In winter ice floes at the Palmer Ort often pile up to form heaps of ice several metres in height.

== Palmer Ort in history ==
In 1372, a ship with 90 pilgrims on board sank off the Palmer Ort in a storm. They were travelling on a pilgrimage to St. Lawrence's Church on Zudar. There is a story that there had been a painting of the Blessed Virgin Mary there, which was said to work miracles, but which disappeared after the disaster.

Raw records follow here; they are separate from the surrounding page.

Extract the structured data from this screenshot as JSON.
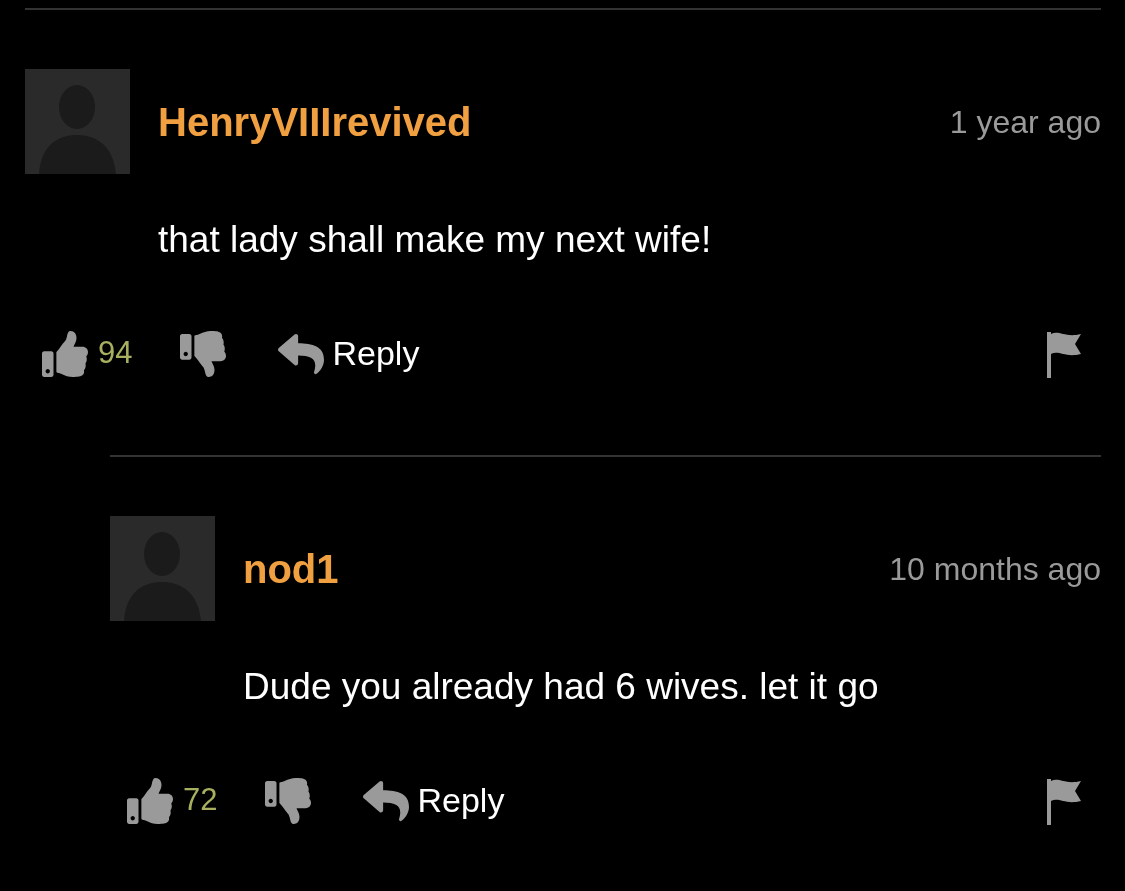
{
  "comments": [
    {
      "username": "HenryVIIIrevived",
      "time": "1 year ago",
      "text": "that lady shall make my next wife!",
      "likes": "94",
      "reply_label": "Reply",
      "children": [
        {
          "username": "nod1",
          "time": "10 months ago",
          "text": "Dude you already had 6 wives. let it go",
          "likes": "72",
          "reply_label": "Reply"
        }
      ]
    }
  ]
}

During the Pomeranian campaign of the Great Northern War, Palmer Ort was the scene of hostilities. An invasion fleet of 500 ships from Prussia, Denmark and Saxony sailed towards Palmer Ort on 11 November 1715. Sweden, to which Rügen belonged, gathered its forces in the area of Palmer Ort. The invasion fleet was fired upon from the Zudar peninsula, but no significant losses occurred. The fleet did not actually intend to land at Palmer Ort, which was strongly held by the Swedes, but could not implement its real plan for the landing, due to unfavourable wind conditions. A few days later, however, much of the fleet put off to the northeast in the fog, unnoticed by the Swedes, and landed unscathed at Groß Stresow. One of the Prussian columns there commemorates this landing. Some ships were left in front of Palmer Ort to continue to feign a landing attempt there.

== Palmer Ort as a namesake ==

In 1968 a buoy tender belonging to the East German navy, the Volksmarine, was given the name of Palmer Ort. The town of Stralsund named one of its roads Zum Palmer Ort.